Содержательная эмблематичность символа, если вспомнить о мифологической составляющей, вполне возможно, есть признак некоторого ретроградства художника. Ну или хотя бы консервативности его мировосприятия. Духовные поиски происходят на старых путях, которые тем самым ведут к новым (обновленным?) целям.
Григорий Кружков в своем сборнике статей и эссе, особенно говоря об идеологии Йейтса (и не только художественной), очень всерьез относится к христианской составляющей культуры. Вместе с тем, поскольку для Г. Кружкова важна не только онтологическая сторона, но и эстетическая, постольку он рассматривает западноевропейскую поэзию во взаимосвязи, допустим, с русской (для Элиота она практически не играет никакой роли в мировом художественном процессе) и американской, наш автор религиозно более толерантен и, соответственно, его эстетический кругозор не ограничивается каким-то устоявшимся (допустим, для того же Элиота) “рейтингом” имен или идей. Толкование акмеизма как, условно говоря, высшей и последней стадии символизма, вернее — движения к этой стадии, весьма интересно3. Абсолютная идея (скажем так) — развитие в сторону совершенствования не столько художественного продукта, сколько тварного мира. Религия есть нравственность. Искусство есть нравственность.

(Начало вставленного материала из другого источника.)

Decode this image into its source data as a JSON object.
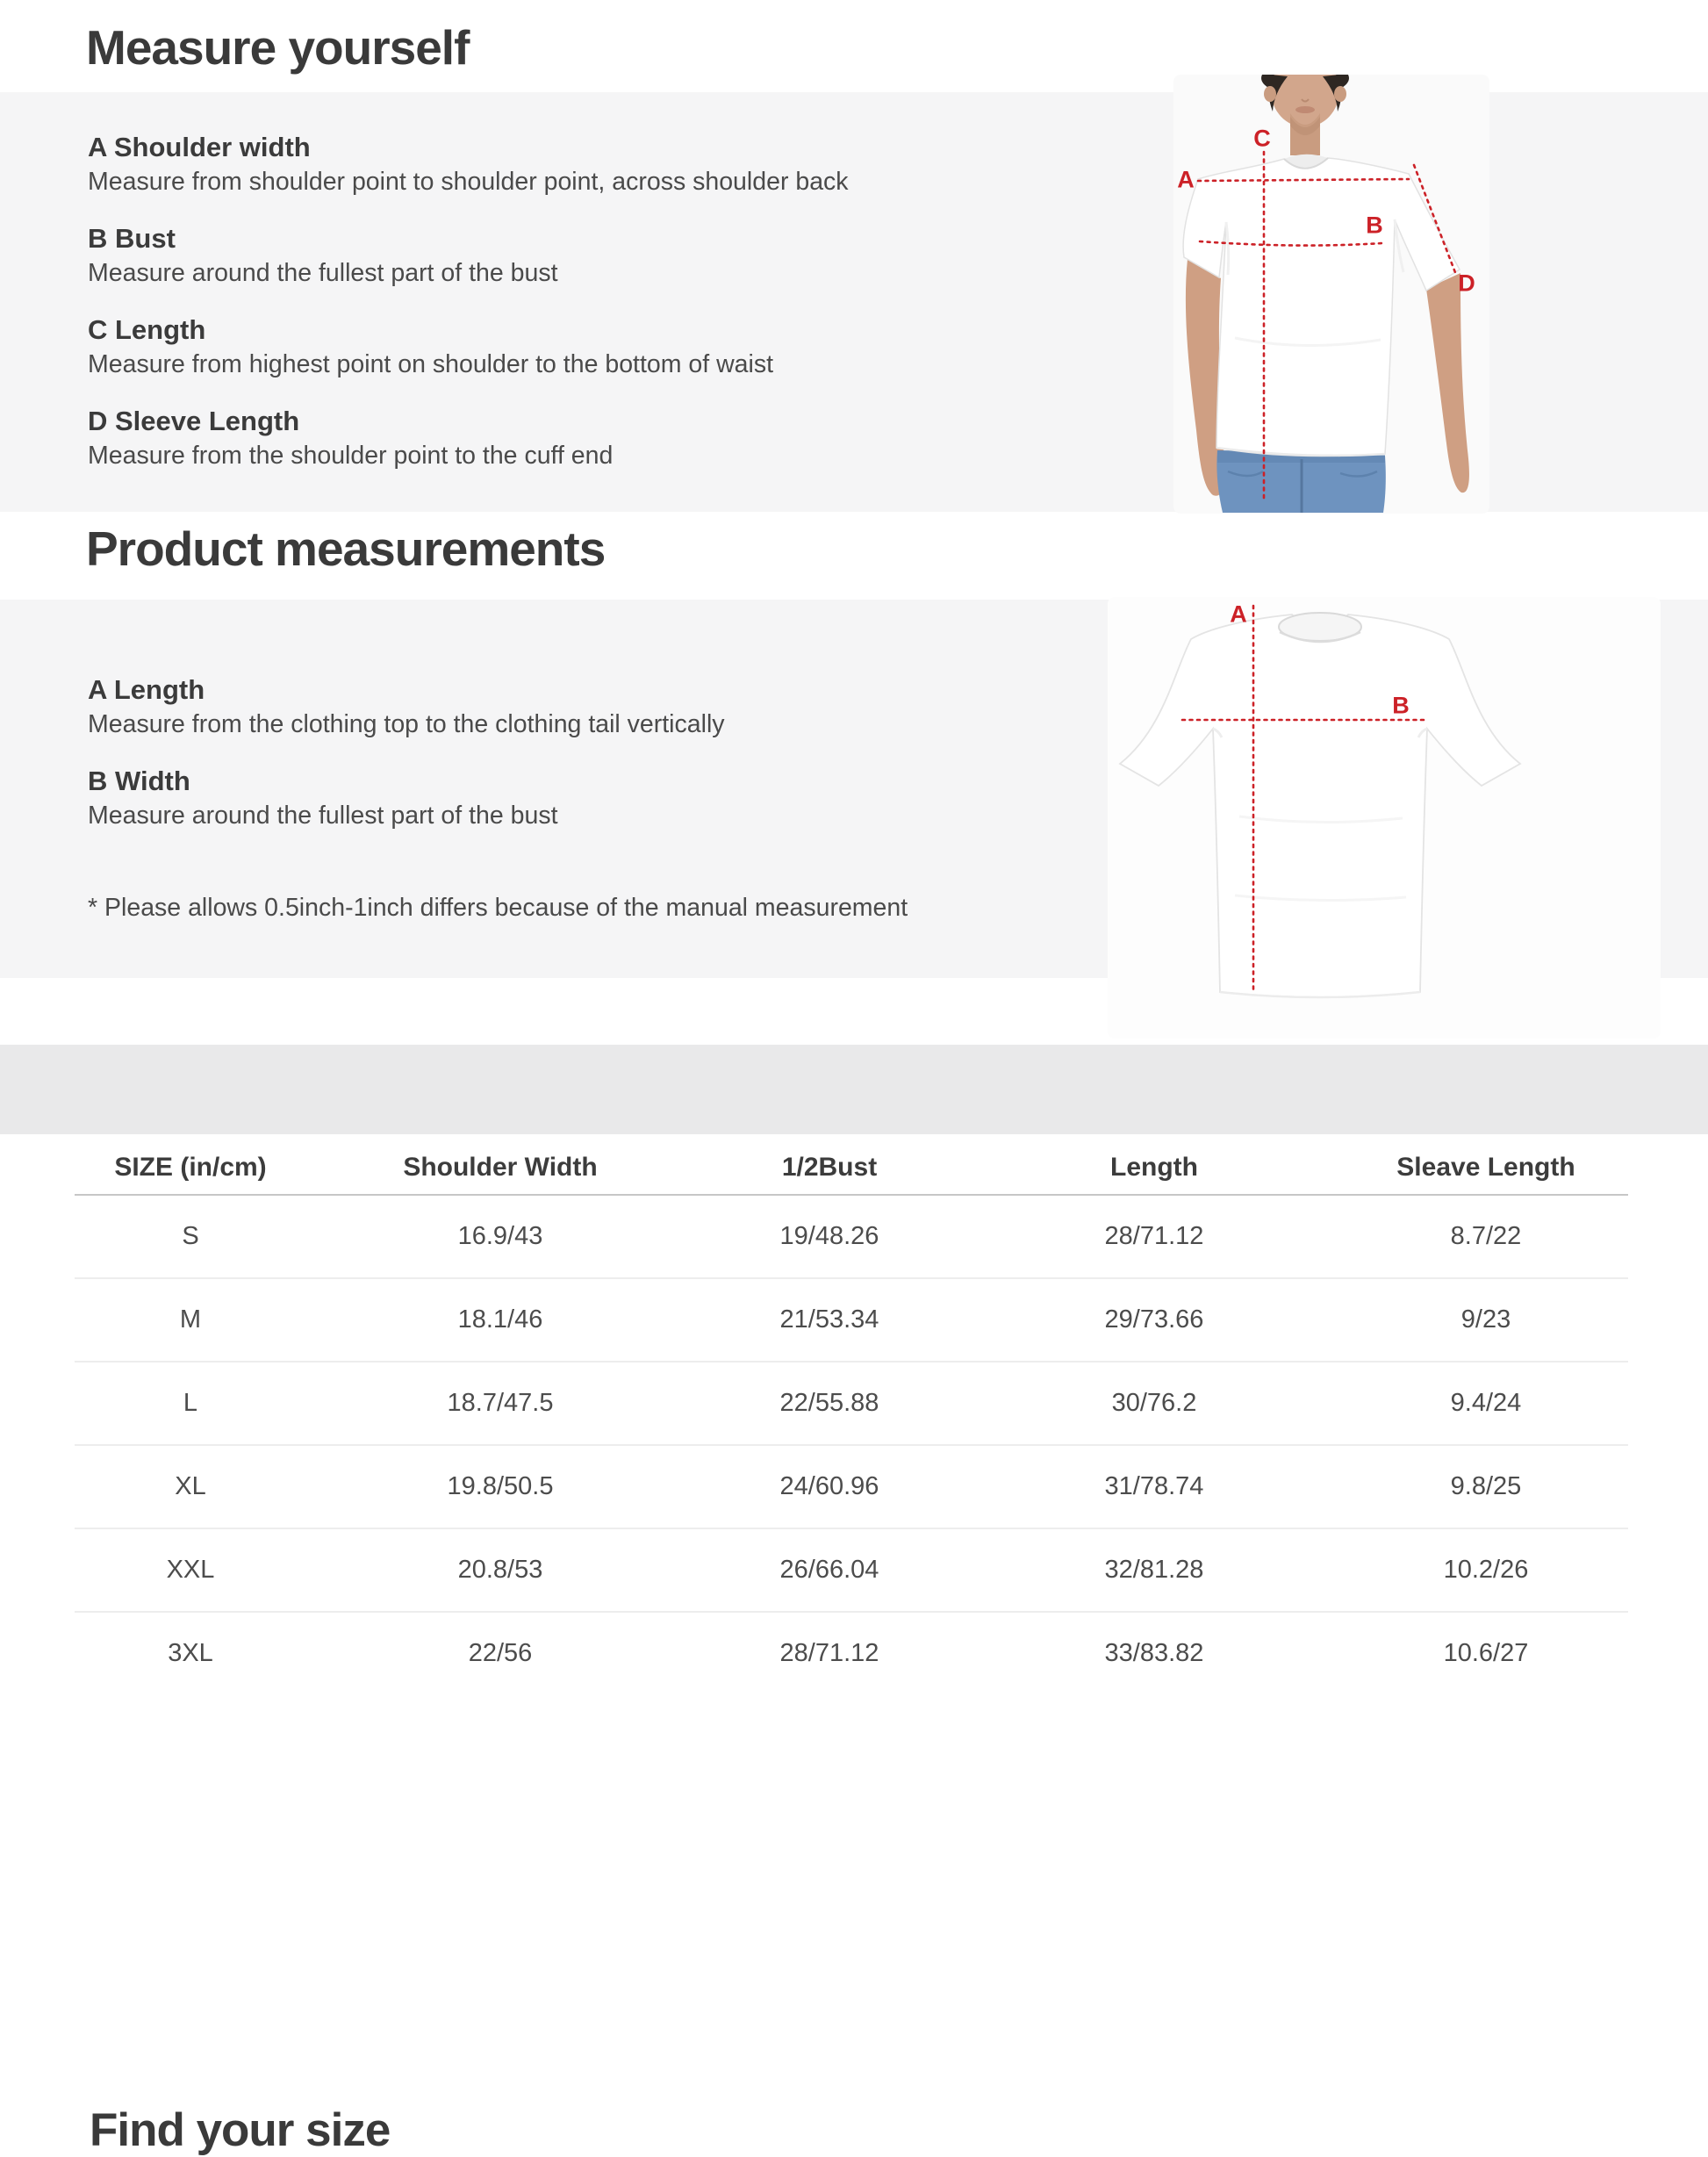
{
  "accent_red": "#cc2127",
  "panel_gray": "#f5f5f6",
  "band_gray": "#e9e9ea",
  "measure_yourself": {
    "title": "Measure yourself",
    "items": [
      {
        "label": "A Shoulder width",
        "desc": "Measure from shoulder point to shoulder point, across shoulder back"
      },
      {
        "label": "B Bust",
        "desc": "Measure around the fullest part of the bust"
      },
      {
        "label": "C Length",
        "desc": "Measure from highest point on shoulder to the bottom of waist"
      },
      {
        "label": "D Sleeve Length",
        "desc": "Measure from the shoulder point to the cuff end"
      }
    ],
    "figure_labels": {
      "a": "A",
      "b": "B",
      "c": "C",
      "d": "D"
    }
  },
  "product_measurements": {
    "title": "Product measurements",
    "items": [
      {
        "label": "A Length",
        "desc": "Measure from the clothing top to the clothing tail vertically"
      },
      {
        "label": "B Width",
        "desc": "Measure around the fullest part of the bust"
      }
    ],
    "note": "* Please allows 0.5inch-1inch differs because of the  manual measurement",
    "figure_labels": {
      "a": "A",
      "b": "B"
    }
  },
  "find_your_size": {
    "title": "Find your size",
    "table": {
      "columns": [
        "SIZE (in/cm)",
        "Shoulder Width",
        "1/2Bust",
        "Length",
        "Sleave Length"
      ],
      "rows": [
        [
          "S",
          "16.9/43",
          "19/48.26",
          "28/71.12",
          "8.7/22"
        ],
        [
          "M",
          "18.1/46",
          "21/53.34",
          "29/73.66",
          "9/23"
        ],
        [
          "L",
          "18.7/47.5",
          "22/55.88",
          "30/76.2",
          "9.4/24"
        ],
        [
          "XL",
          "19.8/50.5",
          "24/60.96",
          "31/78.74",
          "9.8/25"
        ],
        [
          "XXL",
          "20.8/53",
          "26/66.04",
          "32/81.28",
          "10.2/26"
        ],
        [
          "3XL",
          "22/56",
          "28/71.12",
          "33/83.82",
          "10.6/27"
        ]
      ]
    }
  }
}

1 Ю.М. Лотман. В школе поэтического слова: Пушкин, Лермонтов, Гоголь. — М: «Просвещение», 1988. С. 3.
2 Томас Элиот. Избранное. — М.: Терра — Книжный клуб, 2002. С. 162.
3 «Они (акмеисты. — А.К.) проповедовали ясность, мастерство, «целомудренность в подходе к непознаваемому. Но мы бы сильно ошиблись, приняв эту позицию за отрицание сверхчувственного и возвращение к материализму» (с. 116). Возможно, я несколько преувеличил, говоря про высшую стадию, но то, что развитие идет по спирали, — это точно!
Уже с первых страниц этого солидного тома становится ясно романтическое происхождение (у озера, у воды!) Григория Кружкова как переводчика и толкователя англоязычной (и не только) поэзии. Романтизм для него начинается с Шекспира и даже раньше — во всяком случае, в книге есть пример аж из VIII века. “Современная” поэзия в первом приближении начинается тогда, когда рушатся суровые классицистские единства, когда они становятся лишь фоном для человека-титана, созданного воображением романтика.
Слово “современная” я, конечно, употребляю тут некорректно. Точнее сказать, поэзия нового времени. Но если идти вслед за автором книги “Ностальгия обелисков”, то получается, что новое время в искусстве слова все никак не станет новейшим, но — на наших глазах — становится. Отсюда потенциальная возможность для читателя вычленить из сборника статей концепцию метаромантизма. Исследователь и переводчик английского стиха на русской почве находит тьму примеров того, что, предположим, романтизм озерной школы (советское литературоведение именовало его реакционным в силу мистичности, а точнее — религиозности представлений его приверженцев) был занесен в Россию не только в виде спор или семян. Он укоренился не только в виде невольных заимствований, типологических схождений. В нем — как в методе и/или, скажем так, наборе изобразительных средств — была своя потребность и в России.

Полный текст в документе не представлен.